A taffeta woven fabric with a fabric weight of 88 g/m ² was produced. This taffeta fabric was subjected to high-pressure water jet treatment under the same conditions as in Example 1 except that the pressure was 85 kg/cm ² . Through this treatment, 83% of the filaments constituting the yarn forming the woven fabric were split, resulting in a dense and flexible woven fabric in which filaments and yarns were entangled. Example 7 The taffeta fabric was treated under the same conditions as in Example 6 above, except that the taffeta fabric was immersed in warm water at 50° C. for 10 minutes before the high-pressure water jet treatment. By such treatment, the constituent filaments of the yarn are
91% of the filaments were split, and the split filaments were intertwined with each other, resulting in a dense fabric with excellent flexibility and abrasion resistance. Example 8 Using a multifilament yarn similar to that used in Example 6, the knitting density was reduced to wale by a warp knitting machine.

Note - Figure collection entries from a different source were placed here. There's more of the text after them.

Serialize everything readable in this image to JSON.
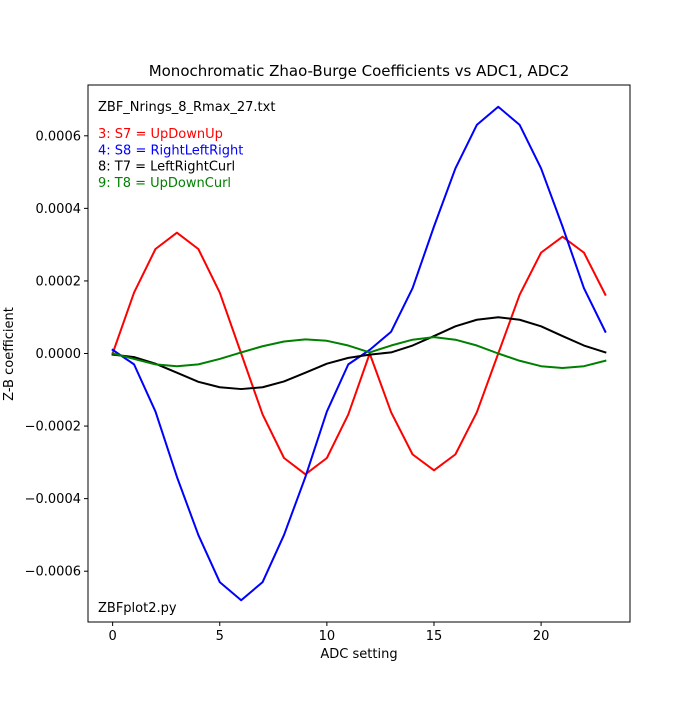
{
  "chart_data": {
    "type": "line",
    "title": "Monochromatic Zhao-Burge Coefficients vs ADC1, ADC2",
    "xlabel": "ADC setting",
    "ylabel": "Z-B coefficient",
    "xlim": [
      -1.15,
      24.15
    ],
    "ylim": [
      -0.00074,
      0.00074
    ],
    "xticks": [
      0,
      5,
      10,
      15,
      20
    ],
    "xtick_labels": [
      "0",
      "5",
      "10",
      "15",
      "20"
    ],
    "yticks": [
      -0.0006,
      -0.0004,
      -0.0002,
      0.0,
      0.0002,
      0.0004,
      0.0006
    ],
    "ytick_labels": [
      "−0.0006",
      "−0.0004",
      "−0.0002",
      "0.0000",
      "0.0002",
      "0.0004",
      "0.0006"
    ],
    "grid": false,
    "legend_position": "top-left",
    "annotations": {
      "file_label": "ZBF_Nrings_8_Rmax_27.txt",
      "script_label": "ZBFplot2.py"
    },
    "x": [
      0,
      1,
      2,
      3,
      4,
      5,
      6,
      7,
      8,
      9,
      10,
      11,
      12,
      13,
      14,
      15,
      16,
      17,
      18,
      19,
      20,
      21,
      22,
      23
    ],
    "series": [
      {
        "name": "3: S7 = UpDownUp",
        "color": "#ff0000",
        "values": [
          0.0,
          0.000168,
          0.000288,
          0.000333,
          0.000288,
          0.000168,
          0.0,
          -0.000168,
          -0.000288,
          -0.000333,
          -0.000288,
          -0.000168,
          0.0,
          -0.000162,
          -0.000278,
          -0.000322,
          -0.000278,
          -0.000162,
          0.0,
          0.000162,
          0.000278,
          0.000322,
          0.000278,
          0.000162
        ]
      },
      {
        "name": "4: S8 = RightLeftRight",
        "color": "#0000ff",
        "values": [
          1e-05,
          -3e-05,
          -0.00016,
          -0.00034,
          -0.0005,
          -0.00063,
          -0.00068,
          -0.00063,
          -0.0005,
          -0.00034,
          -0.00016,
          -3e-05,
          1e-05,
          6e-05,
          0.00018,
          0.00035,
          0.00051,
          0.00063,
          0.00068,
          0.00063,
          0.00051,
          0.00035,
          0.00018,
          6e-05
        ]
      },
      {
        "name": "8: T7 = LeftRightCurl",
        "color": "#000000",
        "values": [
          -3e-06,
          -1e-05,
          -2.8e-05,
          -5.3e-05,
          -7.8e-05,
          -9.3e-05,
          -9.8e-05,
          -9.3e-05,
          -7.7e-05,
          -5.3e-05,
          -2.8e-05,
          -1.2e-05,
          -3e-06,
          3e-06,
          2.2e-05,
          4.8e-05,
          7.5e-05,
          9.3e-05,
          0.0001,
          9.3e-05,
          7.5e-05,
          4.8e-05,
          2.2e-05,
          3e-06
        ]
      },
      {
        "name": "9: T8 = UpDownCurl",
        "color": "#008000",
        "values": [
          0.0,
          -1.5e-05,
          -3e-05,
          -3.5e-05,
          -3e-05,
          -1.5e-05,
          3e-06,
          2e-05,
          3.3e-05,
          3.9e-05,
          3.5e-05,
          2.2e-05,
          3e-06,
          2.2e-05,
          3.8e-05,
          4.5e-05,
          3.8e-05,
          2.2e-05,
          0.0,
          -2e-05,
          -3.5e-05,
          -4e-05,
          -3.5e-05,
          -2e-05
        ]
      }
    ]
  }
}
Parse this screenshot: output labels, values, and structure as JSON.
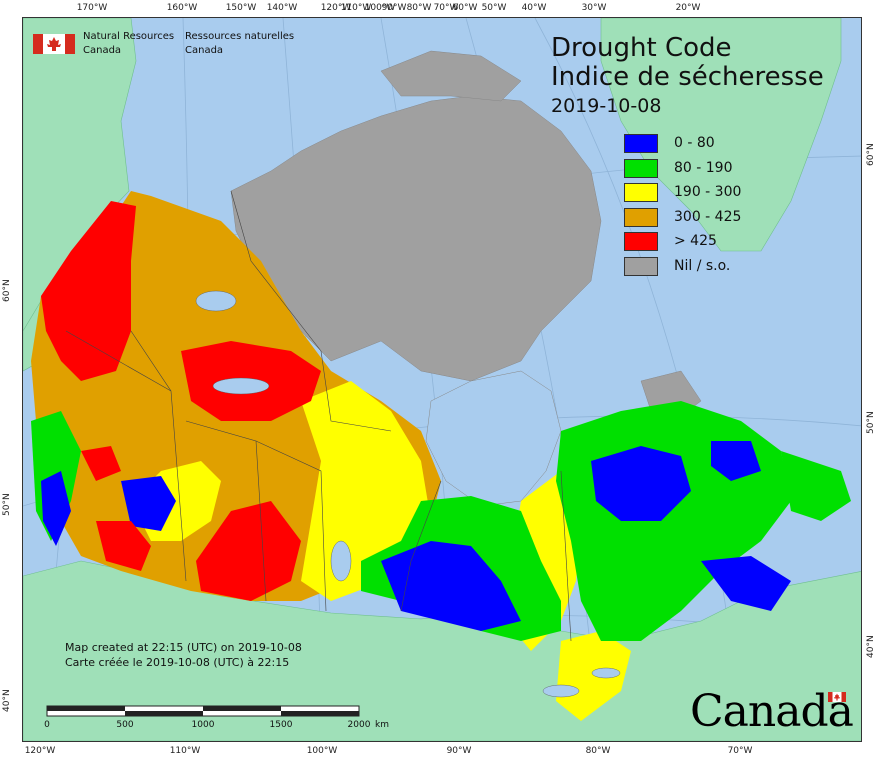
{
  "agency": {
    "en_line1": "Natural Resources",
    "en_line2": "Canada",
    "fr_line1": "Ressources naturelles",
    "fr_line2": "Canada"
  },
  "title": {
    "en": "Drought Code",
    "fr": "Indice de sécheresse",
    "date": "2019-10-08"
  },
  "legend": [
    {
      "label": "0 - 80",
      "color": "#0000ff"
    },
    {
      "label": "80 - 190",
      "color": "#00e000"
    },
    {
      "label": "190 - 300",
      "color": "#ffff00"
    },
    {
      "label": "300 - 425",
      "color": "#e0a000"
    },
    {
      "label": "> 425",
      "color": "#ff0000"
    },
    {
      "label": "Nil / s.o.",
      "color": "#a0a0a0"
    }
  ],
  "credits": {
    "en": "Map created at 22:15 (UTC) on 2019-10-08",
    "fr": "Carte créée le 2019-10-08 (UTC) à 22:15"
  },
  "scale_bar": {
    "labels": [
      "0",
      "500",
      "1000",
      "1500",
      "2000"
    ],
    "unit": "km"
  },
  "wordmark": "Canada",
  "graticule": {
    "top": [
      "170°W",
      "160°W",
      "150°W",
      "140°W",
      "120°W",
      "110°W",
      "100°W",
      "90°W",
      "80°W",
      "70°W",
      "60°W",
      "50°W",
      "40°W",
      "30°W",
      "20°W"
    ],
    "bottom": [
      "120°W",
      "110°W",
      "100°W",
      "90°W",
      "80°W",
      "70°W"
    ],
    "left": [
      "60°N",
      "50°N",
      "40°N"
    ],
    "right": [
      "60°N",
      "50°N",
      "40°N"
    ]
  },
  "colors": {
    "water": "#a9ccee",
    "foreign_land": "#9fe0b8",
    "nodata": "#a0a0a0",
    "dc_0_80": "#0000ff",
    "dc_80_190": "#00e000",
    "dc_190_300": "#ffff00",
    "dc_300_425": "#e0a000",
    "dc_425": "#ff0000"
  }
}
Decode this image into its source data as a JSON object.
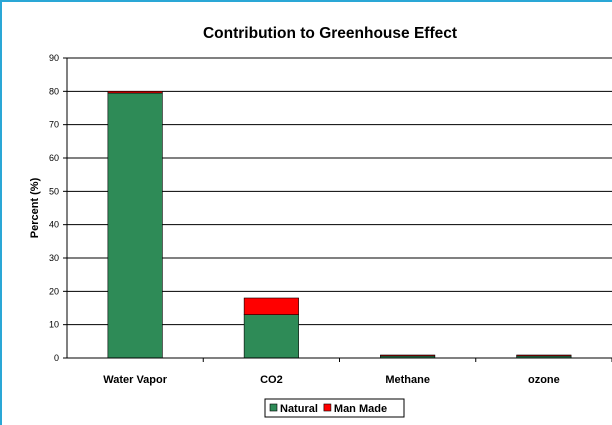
{
  "chart_data": {
    "type": "bar",
    "stacked": true,
    "title": "Contribution to Greenhouse Effect",
    "xlabel": "",
    "ylabel": "Percent (%)",
    "ylim": [
      0,
      90
    ],
    "yticks": [
      0,
      10,
      20,
      30,
      40,
      50,
      60,
      70,
      80,
      90
    ],
    "grid": true,
    "legend": "bottom",
    "categories": [
      "Water Vapor",
      "CO2",
      "Methane",
      "ozone"
    ],
    "series": [
      {
        "name": "Natural",
        "color": "#2e8b57",
        "values": [
          79.5,
          13,
          0.6,
          0.6
        ]
      },
      {
        "name": "Man Made",
        "color": "#ff0000",
        "values": [
          0.5,
          5,
          0.3,
          0.3
        ]
      }
    ]
  }
}
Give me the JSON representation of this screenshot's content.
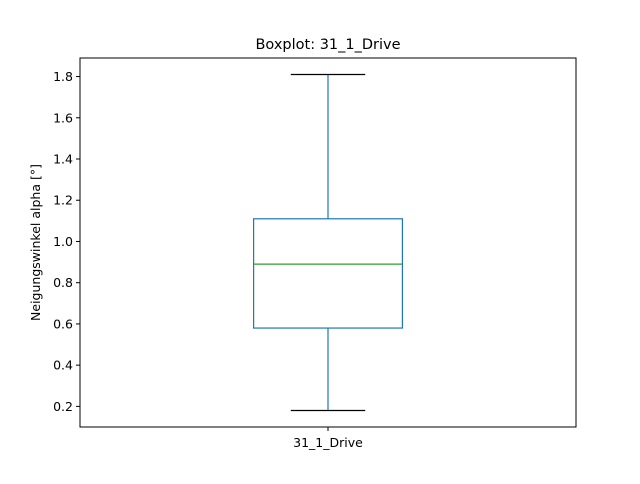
{
  "chart_data": {
    "type": "boxplot",
    "title": "Boxplot: 31_1_Drive",
    "xlabel": "",
    "ylabel": "Neigungswinkel alpha [°]",
    "categories": [
      "31_1_Drive"
    ],
    "series": [
      {
        "whisker_low": 0.18,
        "q1": 0.58,
        "median": 0.89,
        "q3": 1.11,
        "whisker_high": 1.81
      }
    ],
    "ylim": [
      0.1,
      1.89
    ],
    "yticks": [
      0.2,
      0.4,
      0.6,
      0.8,
      1.0,
      1.2,
      1.4,
      1.6,
      1.8
    ],
    "ytick_labels": [
      "0.2",
      "0.4",
      "0.6",
      "0.8",
      "1.0",
      "1.2",
      "1.4",
      "1.6",
      "1.8"
    ],
    "grid": false,
    "colors": {
      "box": "#1f77b4",
      "median": "#2ca02c",
      "caps": "#000000"
    }
  }
}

A knitted fabric with a strength of 40w/inch and a course of 80w/inch was produced. Example 1 except that this knitted fabric was immersed in warm water at 52°C for 10 minutes, and then the water pressure was changed to 93Kg/cm ²
High-pressure water treatment was carried out under the same conditions as above. Through this treatment, 88% of the filaments constituting the yarn forming the knitted fabric were split, and a dense and highly flexible knitted fabric was obtained in which filaments and yarns were entangled. This knitted fabric was suitable as a material for clothing because it generated less fuzz when the surface was rubbed and hardly frayed even after repeated washing.

Claims (1)

[Scope of Claims] 1. A multicomponent comprising a plurality of polymer components having mutually different water swelling properties or incompatible polymer components, and having a structure in which at least two of the components occupy a part of the outer periphery of the filament cross section. 1. A method for producing a fabric, which comprises treating a fabric made of filaments with a high-pressure water stream. 2 The polymer component is polyamide, polyester,
The method for producing a fabric according to claim 1, wherein the fabric is composed of at least two types selected from polyolefins. 3 A fabric consisting of a multicomponent filament consisting of a plurality of polymer components having mutually different water swelling properties or incompatible polymer components, and having a structure in which at least two of the components occupy a part of the outer periphery of the filament cross section. A method for producing a fabric, which comprises subjecting it to a wet treatment and/or a pressure treatment, and then treating it with a high-pressure water stream. 4 The polymer component is polyamide, polyester,
The method for producing a fabric according to claim 3, wherein the fabric is composed of at least two types selected from polyolefins.